Have you ever been driving down the highway and looked at a billboard and thought, “What a ridiculous billboard! Great picture…but I have absolutely no idea what it says!”? Because the type face is so small that no one but someone who climbed up on the billboard itself could possibly read it! You definitely don’t want that happening to your sign. So how do you know what the right size is? Keep in mind that you also want to maximize the space on the sign that you have and get as much information in as is reasonable in the space available. Well…within reason.
The rule of thumb is pretty easy for optimum viewing: 1” of letter height provides 10 feet of readability. So 3” of letter height can be read (optimally) from 30 feet. 24” letter height can optimally be read from 240 feet. Even for the many of us for whom math class was a bitter struggle, the formula for optimum viewing is pretty easy to grasp. However, remember that this is for optimum viewing, not the absolute maximum distance from which they can be seen.
See the chart here for a more detailed view, but keep in mind that this also depends on an individual’s eyesight as well.
|Letter Height (inches)||Distance for Best Impact (feet)||Max Readable Distance (feet)|
Factors beyond size
Aside from the size, there are other considerations that make a sign easier or more challenging to read. Color has a significant impact as well. There is an actual scientific theory based on Johann Wolfgang von Goethe’s theory of color contrast which gives a precise scientific calculation for determining the ratio of contrast of two colors. I will save you the mathematics, but suffice it to say that the very best color combinations are a white background with black, blue or red font; a black background with white or yellow font; or a yellow background with black, red or blue font.
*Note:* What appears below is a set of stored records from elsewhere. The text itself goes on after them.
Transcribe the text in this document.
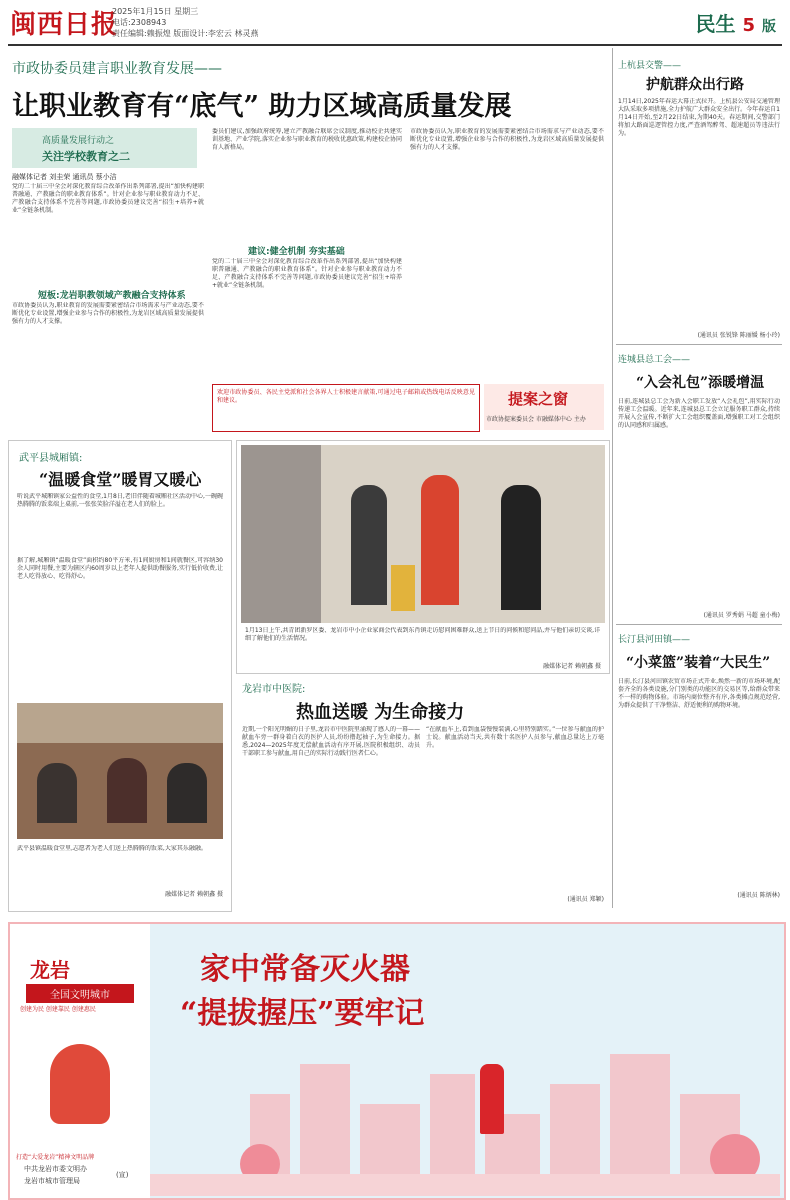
闽西日报
2025年1月15日 星期三
电话:2308943
责任编辑:赖振煌 版面设计:李宏云 林灵燕	民生 5 版
市政协委员建言职业教育发展——
让职业教育有“底气” 助力区域高质量发展
高质量发展行动之
关注学校教育之二
融媒体记者 刘圭荣 通讯员 蔡小洁
党的二十届三中全会对深化教育综合改革作出系列部署,提出“加快构建职普融通、产教融合的职业教育体系”。针对企业参与职业教育动力不足、产教融合支持体系不完善等问题,市政协委员建议完善“招生+培养+就业”全链条机制。
短板:龙岩职教领域产教融合支持体系
市政协委员认为,职业教育的发展需要紧密结合市场需求与产业动态,要不断优化专业设置,增强企业参与合作的积极性,为龙岩区域高质量发展提供强有力的人才支撑。
委员们建议,加强政府统筹,建立产教融合联席会议制度,推动校企共建实训基地、产业学院,落实企业参与职业教育的税收优惠政策,构建校企协同育人新格局。
建议:健全机制 夯实基础
党的二十届三中全会对深化教育综合改革作出系列部署,提出“加快构建职普融通、产教融合的职业教育体系”。针对企业参与职业教育动力不足、产教融合支持体系不完善等问题,市政协委员建议完善“招生+培养+就业”全链条机制。
市政协委员认为,职业教育的发展需要紧密结合市场需求与产业动态,要不断优化专业设置,增强企业参与合作的积极性,为龙岩区域高质量发展提供强有力的人才支撑。
欢迎市政协委员、各民主党派和社会各界人士积极建言献策,可通过电子邮箱或热线电话反映意见和建议。	提案之窗
市政协提案委员会 市融媒体中心 主办
武平县城厢镇:
“温暖食堂”暖胃又暖心
听说武平城厢镇家公益性的食堂,1月8日,老旧伴随着城厢社区活动中心,一碗碗热腾腾的饭菜端上桌前,一张张笑脸洋溢在老人们的脸上。
据了解,城厢镇“温暖食堂”面积约80平方米,有1间厨房和1间就餐区,可容纳30余人同时用餐,主要为辖区内60周岁以上老年人提供助餐服务,实行低价收费,让老人吃得放心、吃得舒心。
武平县镇温暖食堂里,志愿者为老人们送上热腾腾的饭菜,大家其乐融融。
融媒体记者 赖朝鑫 摄
1月13日上午,共青团新罗区委、龙岩市中小企业家商会代表到东肖镇走访慰问困难群众,送上节日的问候和慰问品,并与他们亲切交谈,详细了解他们的生活情况。
融媒体记者 赖朝鑫 摄
龙岩市中医院:
热血送暖 为生命接力
近期,一个阳光明媚的日子里,龙岩市中医院里涌现了感人的一幕——献血车旁一群身着白衣的医护人员,纷纷撸起袖子,为生命接力。据悉,2024—2025年度无偿献血活动有序开展,医院积极组织、动员干部职工参与献血,用自己的实际行动践行医者仁心。
“在献血车上,看到血袋慢慢装满,心里特别踏实。”一位参与献血的护士说。献血活动当天,共有数十名医护人员参与,献血总量达上万毫升。
(通讯员 郑颖)
上杭县交警——
护航群众出行路
1月14日,2025年春运大幕正式拉开。上杭县公安局交通管理大队采取多项措施,全力护航广大群众安全出行。今年春运自1月14日开始,至2月22日结束,为期40天。春运期间,交警部门将加大路面巡逻管控力度,严查酒驾醉驾、超速超员等违法行为。
(通讯员 张锐锋 陈丽媛 杨小玲)
连城县总工会——
“入会礼包”添暖增温
日前,连城县总工会为新入会职工发放“入会礼包”,用实际行动传递工会温暖。近年来,连城县总工会立足服务职工群众,持续开展入会宣传,不断扩大工会组织覆盖面,增强职工对工会组织的认同感和归属感。
(通讯员 罗秀娟 马超 童小梅)
长汀县河田镇——
“小菜篮”装着“大民生”
日前,长汀县河田镇农贸市场正式开业,焕然一新的市场环境,配套齐全的各类设施,分门别类的功能区的交易区等,给群众带来不一样的购物体验。市场内商位整齐有序,各类摊点规范经营,为群众提供了干净整洁、舒适便利的购物环境。
(通讯员 陈炳林)
龙岩
全国文明城市
创建为民 创建靠民 创建惠民
打造“大爱龙岩”精神文明品牌
中共龙岩市委文明办
龙岩市城市管理局
(宣)
家中常备灭火器
“提拔握压”要牢记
You can see here the fonts that do and don’t work as well – and again, I’ll save you the actual mathematic formula, but suffice to say that the higher the number, the better the contrast and greater the readability, the lower the number, as you can easily see, the harder it is to read.
If the background color is similar to the font color, it can be difficult to read at any distance.
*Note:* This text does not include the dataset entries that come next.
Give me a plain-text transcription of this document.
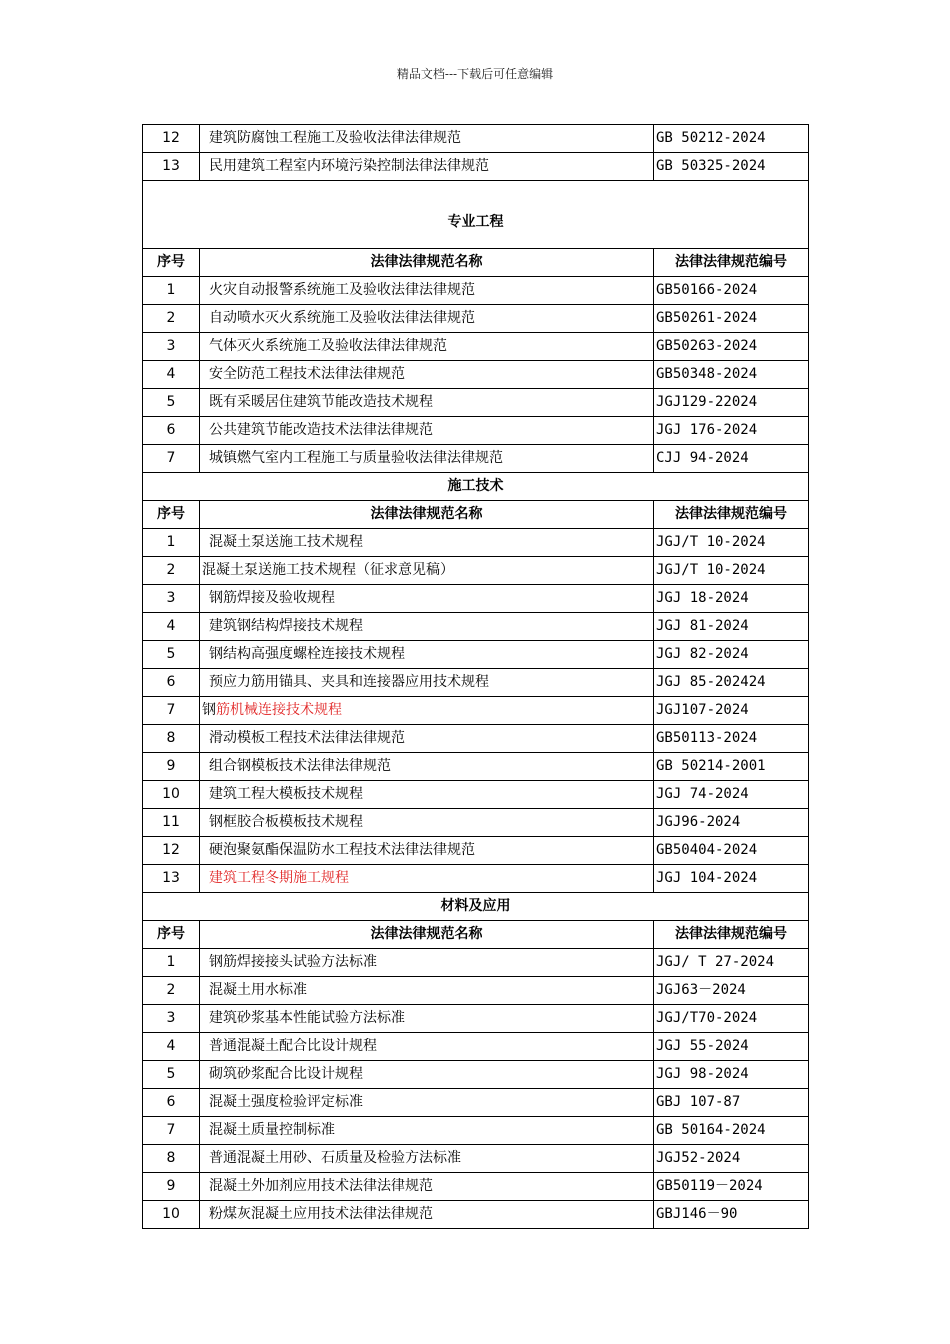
精品文档---下载后可任意编辑
12	建筑防腐蚀工程施工及验收法律法律规范	GB 50212-2024
13	民用建筑工程室内环境污染控制法律法律规范	GB 50325-2024
专业工程		
序号	法律法律规范名称	法律法律规范编号
1	火灾自动报警系统施工及验收法律法律规范	GB50166-2024
2	自动喷水灭火系统施工及验收法律法律规范	GB50261-2024
3	气体灭火系统施工及验收法律法律规范	GB50263-2024
4	安全防范工程技术法律法律规范	GB50348-2024
5	既有采暖居住建筑节能改造技术规程	JGJ129-22024
6	公共建筑节能改造技术法律法律规范	JGJ 176-2024
7	城镇燃气室内工程施工与质量验收法律法律规范	CJJ 94-2024
施工技术		
序号	法律法律规范名称	法律法律规范编号
1	混凝土泵送施工技术规程	JGJ/T 10-2024
2	混凝土泵送施工技术规程（征求意见稿）	JGJ/T 10-2024
3	钢筋焊接及验收规程	JGJ 18-2024
4	建筑钢结构焊接技术规程	JGJ 81-2024
5	钢结构高强度螺栓连接技术规程	JGJ 82-2024
6	预应力筋用锚具、夹具和连接器应用技术规程	JGJ 85-202424
7	钢筋机械连接技术规程	JGJ107-2024
8	滑动模板工程技术法律法律规范	GB50113-2024
9	组合钢模板技术法律法律规范	GB 50214-2001
10	建筑工程大模板技术规程	JGJ 74-2024
11	钢框胶合板模板技术规程	JGJ96-2024
12	硬泡聚氨酯保温防水工程技术法律法律规范	GB50404-2024
13	建筑工程冬期施工规程	JGJ 104-2024
材料及应用		
序号	法律法律规范名称	法律法律规范编号
1	钢筋焊接接头试验方法标准	JGJ/ T 27-2024
2	混凝土用水标准	JGJ63－2024
3	建筑砂浆基本性能试验方法标准	JGJ/T70-2024
4	普通混凝土配合比设计规程	JGJ 55-2024
5	砌筑砂浆配合比设计规程	JGJ 98-2024
6	混凝土强度检验评定标准	GBJ 107-87
7	混凝土质量控制标准	GB 50164-2024
8	普通混凝土用砂、石质量及检验方法标准	JGJ52-2024
9	混凝土外加剂应用技术法律法律规范	GB50119－2024
10	粉煤灰混凝土应用技术法律法律规范	GBJ146－90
Font is another contributor to the ease of readability. A bolder font is easier to read than one that has thinner lines. Script fonts are harder to read than straight, upright fonts. Having enough spacing between letters (kerning) also makes a difference. This may all seem obvious when you think about it, but it’s remarkable how many people lose sight of these facts when they put up their signs. People sacrifice a lot in the name of style and aesthetics. Style and aesthetics are important, but remember, if nobody can read thedarn thing, they won’t matter at all.